In het onderwijs doe je wél iets belangrijks, is de boodschap van een nieuwe campagne tegen het lerarentekort
Studenten op de universiteit warm maken voor een toekomst als docent in het middelbaar onderwijs. Dat is het doel van een landelijke campagne die gisteren van start ging. Ook de Radboud Docenten Academie hoopt meer toekomstige leraren te trekken.
Op de Zuidas werken mensen die veel geld verdienen, maar niet altijd voldoening halen uit hun werk. Vanuit die gedachte startten de universiteiten gisteren, tussen de grote bedrijven in Amsterdam, een campagne om het beroep van leraar in de schijnwerpers te zetten. Als leraar doe je namelijk wél iets belangrijks, is de boodschap.
Ook de Radboud Universiteit doet mee. Zo verscheen vandaag op de loopbrug boven het Erasmusplein de slogan “Doe iets wat ertoe doet”. De Radboud Docenten Academie (RDA) is in Nijmegen trekker van de campagne.
Aanleiding voor de campagne is het lerarentekort. Vooral in de Randstad staan scholen te springen om personeel. Maar ook in de rest van het land lopen de tekorten op.
Aantrekken van zijinstromers
‘Op scholen buiten de Randstad is het tekort misschien kleiner, maar daar zie je een groot tekort aan academisch opgeleide leraren’, zegt Monique Scheepers, algemeen directeur van de RDA. ‘Van veel scholen horen wij dat het aantal docenten met een universitaire graad minder is dan 10 procent. Dat is veel te weinig.’

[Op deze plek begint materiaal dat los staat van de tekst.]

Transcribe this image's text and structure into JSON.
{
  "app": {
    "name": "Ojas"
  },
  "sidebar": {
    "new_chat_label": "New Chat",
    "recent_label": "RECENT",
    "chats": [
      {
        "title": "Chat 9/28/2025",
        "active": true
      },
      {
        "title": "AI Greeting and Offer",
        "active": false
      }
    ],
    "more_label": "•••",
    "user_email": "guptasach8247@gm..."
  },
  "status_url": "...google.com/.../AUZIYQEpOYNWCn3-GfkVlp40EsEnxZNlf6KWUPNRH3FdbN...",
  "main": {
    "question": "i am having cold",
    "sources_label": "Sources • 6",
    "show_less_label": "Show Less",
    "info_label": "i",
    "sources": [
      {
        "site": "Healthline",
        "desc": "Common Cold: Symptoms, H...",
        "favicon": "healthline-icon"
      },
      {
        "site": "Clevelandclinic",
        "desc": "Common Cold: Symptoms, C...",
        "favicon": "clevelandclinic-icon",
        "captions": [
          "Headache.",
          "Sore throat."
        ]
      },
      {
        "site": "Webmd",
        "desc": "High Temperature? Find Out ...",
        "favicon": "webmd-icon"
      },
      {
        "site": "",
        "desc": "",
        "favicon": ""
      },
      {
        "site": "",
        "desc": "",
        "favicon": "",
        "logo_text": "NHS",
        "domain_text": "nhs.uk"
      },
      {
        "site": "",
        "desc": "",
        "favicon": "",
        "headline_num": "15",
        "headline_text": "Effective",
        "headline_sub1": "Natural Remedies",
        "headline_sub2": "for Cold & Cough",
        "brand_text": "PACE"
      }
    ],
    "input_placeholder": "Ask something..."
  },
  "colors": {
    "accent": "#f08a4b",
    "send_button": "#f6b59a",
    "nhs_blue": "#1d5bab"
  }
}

‘Wij doen daar al jaren van alles aan, bijvoorbeeld door in te zetten op het aantrekken van zijinstromers. Maar het merendeel van onze studenten komt uit de faculteiten, de studenten die al rondlopen op deze campus dus. Met deze campagne richten we ons tot de groep die nog lang niet altijd bekend is met het feit dat ze ook leraar kunnen worden.’
Om studenten te verleiden voor het beroep van leraar, moeten er wel wat oude beelden over het beroep verdwijnen. ‘Zo betaalt het helemaal niet zo slecht, wat nog weleens gedacht wordt’, zegt Scheepers.
Peter-Arno Coppen, hoogleraar Vakdidactiek en wetenschappelijk directeur van de RDA: ‘Deze campagne zoomt in op de positieve impact die je kunt hebben als leraar. Wil je iets betekenen in het leven van opgroeiende jongeren, dan moet je leraar worden. Je kunt echt een verschil maken.’
Coppen kan zich nog herinneren dat er eind jaren tachtig een overschot was aan leraren; er werd zelfs een numerus fixus ingesteld. Studies zoals Nederlands en geschiedenis begonnen zich daarom ook te profileren met andere arbeidsmarktperspectieven. ‘Ze wierven met slogans als: “Je hoeft bij ons geen leraar te worden”.’ Dat heeft volgens Coppen een deuk in het imago van het vak geslagen. ‘We zijn nog steeds bezig om dat te herstellen; het leraarschap is namelijk wel degelijk een logisch vervolg op een universitaire studie.’
Waarom moeten dat specifiek academisch opgeleide leraren zijn?
Scheepers: ‘Alle leerkrachten zijn belangrijk, maar op het moment dat leerlingen helemaal geen leraren meer voor de klas hebben staan die een universitaire studie hebben afgerond, zullen ze zelf ook minder snel geneigd zijn voor de universiteit te kiezen. Daarnaast is een academisch opgeleide leraar goed voor de kwaliteit van het middelbaar onderwijs. De universiteit biedt nu al programma’s aan om het niveau van eerstejaarsstudenten omhoog te halen, bijvoorbeeld op het gebied van lees- en schrijfvaardigheid.’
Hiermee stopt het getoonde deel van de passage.